The recent case of a child in Uttar Pradesh’s Ghaziabad needing 150 stitches to treat a ferocious bite by a pitbull draws attention to the debate over whether some breeds of dogs tend to be angrier than others. Stay away from a rottweiler or a doberman but don’t hesitate to pet and pat a labrador or golden retriever—we have often heard myths like these being repeated. But animal behaviorists reject these stereotypes and say that every dog ​​breed has its own distinct characteristics, behavior and temperament.

“Every breed comes with a certain background because these were made by humans for a specific purpose thousands of years ago. So, if some breeds were created for hunting, others were guard dogs and some meant to be retrievers. Apart from the basic temperament of a breed, other factors, such as training and the environment at home, also make a difference,” says Pooja Sathe Gawande, a Mumbai-based dog behaviorist and trainer, and founder of Crazy K9 Campers, which specializes in agility training and conducts weekend getaways involving pets. Bringing home a pet is a commitment for the next 10 or 12 years at least. While adopting a pet, be mindful of whether all members of the family want the dog at home. Sometimes, children want a pet to play with, but the dog is neglected once the initial excitement is over. This happened rampantly during the Covid lockdown, with the dogs initially getting a lot of attention but later being neglected or even abandoned once Covid cases dropped and socializing resumed.

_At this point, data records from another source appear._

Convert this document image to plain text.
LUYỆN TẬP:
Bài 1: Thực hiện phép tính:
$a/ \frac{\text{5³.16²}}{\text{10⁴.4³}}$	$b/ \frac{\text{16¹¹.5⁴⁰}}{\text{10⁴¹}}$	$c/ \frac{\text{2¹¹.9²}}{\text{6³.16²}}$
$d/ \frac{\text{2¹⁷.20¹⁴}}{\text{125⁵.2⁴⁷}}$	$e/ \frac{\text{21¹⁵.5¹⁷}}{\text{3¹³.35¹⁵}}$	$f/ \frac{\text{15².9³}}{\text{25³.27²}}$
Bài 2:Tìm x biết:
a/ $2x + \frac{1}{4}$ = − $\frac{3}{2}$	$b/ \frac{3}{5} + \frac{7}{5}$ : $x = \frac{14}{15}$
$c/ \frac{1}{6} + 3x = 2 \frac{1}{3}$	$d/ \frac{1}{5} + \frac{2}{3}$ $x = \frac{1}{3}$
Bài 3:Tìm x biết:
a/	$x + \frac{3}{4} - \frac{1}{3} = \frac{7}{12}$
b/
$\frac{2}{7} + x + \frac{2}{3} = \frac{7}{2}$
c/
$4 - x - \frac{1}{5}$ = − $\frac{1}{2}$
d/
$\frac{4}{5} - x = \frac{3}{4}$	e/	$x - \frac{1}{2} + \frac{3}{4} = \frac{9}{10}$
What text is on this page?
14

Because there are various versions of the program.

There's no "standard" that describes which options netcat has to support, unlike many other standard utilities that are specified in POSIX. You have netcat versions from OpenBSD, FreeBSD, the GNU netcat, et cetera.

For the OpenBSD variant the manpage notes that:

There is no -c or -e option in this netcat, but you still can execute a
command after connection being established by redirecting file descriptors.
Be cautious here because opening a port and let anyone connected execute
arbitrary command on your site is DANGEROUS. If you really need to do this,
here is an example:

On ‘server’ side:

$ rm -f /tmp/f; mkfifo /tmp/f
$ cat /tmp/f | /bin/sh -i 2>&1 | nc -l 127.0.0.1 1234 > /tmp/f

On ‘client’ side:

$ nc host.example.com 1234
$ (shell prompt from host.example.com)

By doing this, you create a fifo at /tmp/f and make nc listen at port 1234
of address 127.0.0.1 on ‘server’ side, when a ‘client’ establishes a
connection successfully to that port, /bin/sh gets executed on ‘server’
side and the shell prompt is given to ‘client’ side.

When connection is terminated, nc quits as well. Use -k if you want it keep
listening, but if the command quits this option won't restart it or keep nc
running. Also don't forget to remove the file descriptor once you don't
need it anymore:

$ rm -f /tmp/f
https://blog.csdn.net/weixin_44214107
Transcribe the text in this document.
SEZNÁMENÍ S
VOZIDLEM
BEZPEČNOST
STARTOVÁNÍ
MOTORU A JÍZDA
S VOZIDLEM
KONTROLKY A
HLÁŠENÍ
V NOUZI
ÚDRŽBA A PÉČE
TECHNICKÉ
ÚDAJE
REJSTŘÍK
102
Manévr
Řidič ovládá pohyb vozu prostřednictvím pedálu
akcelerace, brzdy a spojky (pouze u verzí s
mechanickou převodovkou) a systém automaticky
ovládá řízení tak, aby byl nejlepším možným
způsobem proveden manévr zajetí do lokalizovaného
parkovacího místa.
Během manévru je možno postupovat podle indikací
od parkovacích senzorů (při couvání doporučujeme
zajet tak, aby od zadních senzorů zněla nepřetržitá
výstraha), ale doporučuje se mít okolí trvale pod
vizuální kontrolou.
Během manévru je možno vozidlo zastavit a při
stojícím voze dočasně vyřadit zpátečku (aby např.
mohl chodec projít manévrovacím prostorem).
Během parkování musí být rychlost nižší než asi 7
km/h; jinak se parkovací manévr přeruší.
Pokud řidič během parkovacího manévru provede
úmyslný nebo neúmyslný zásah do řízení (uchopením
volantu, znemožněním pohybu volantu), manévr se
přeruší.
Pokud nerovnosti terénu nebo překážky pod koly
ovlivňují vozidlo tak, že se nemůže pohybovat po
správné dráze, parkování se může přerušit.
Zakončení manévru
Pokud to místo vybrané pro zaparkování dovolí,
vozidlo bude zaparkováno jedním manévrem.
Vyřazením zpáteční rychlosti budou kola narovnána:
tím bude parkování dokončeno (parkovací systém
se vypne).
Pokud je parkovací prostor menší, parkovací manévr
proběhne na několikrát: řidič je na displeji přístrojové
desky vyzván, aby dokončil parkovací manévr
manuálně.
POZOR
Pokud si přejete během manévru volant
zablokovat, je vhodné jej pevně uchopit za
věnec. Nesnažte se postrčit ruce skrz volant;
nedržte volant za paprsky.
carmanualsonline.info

If you do want to keep a dog, a consultation session with an animal behaviorist will help choose a breed that is suitable for your family, home, lifestyle as well as the weather in your city. A classic example is that of the husky, which was bred for cold weather and to pull sleds through the snow. The dog has energy and needs to channelize it in a correct way. If you merely keep such dogs in an air-conditioned room all day with no exercise, they will get bored and start destroying things around them. “In cities, dogs are confined to the house and get a maximum of two walks. Some high-energy breeds need more exercise and then start destructive behavior out of boredom. The breed or the puppy isn’t wrong; it just doesn’t have the avenues to expend its energy,” says Gawande.

Here are a few must-dos if keeping a dog at home:

* Training: This is the most important. Every puppy should be trained from a very early age. There’s no need to use force or punishment. A routine needs to be set and the family must follow the same. “No dog breed is meant to be born aggressive. Even guard dogs are to be trained to be watchful and alert, but you don’t want them to be biting the owner. How a dog behaves is dependent on how it has been raised. An image has been built that big bulky dogs are aggressive but that’s not true,” says Gawande.

* Mental stimulation: Just as physical exercise is essential, dogs need mental stimulation too. Toys and games are important to keep the dog mentally occupied and alert.

* Debunk the myths: People think labradors are friendly, but not all may be so. Or not all rotweilers are aggressive. “A rotweiler can be an excellent family pet if trained well,” says Gawande.

* Keep distance: While interacting with a new dog for the first time, it is essential to wait at a distance, ask the pet parents for permission, and then allow the dog to warm up to you or sniff you. “If you touch a dog suddenly, he might get startled or intimidated. Let the dog approach you. Once you get the permission, it is appropriate to approach a dog from the side or on the back. Dogs usually don’t like their heads, ears or tails being touched suddenly by strangers,” says Gawande.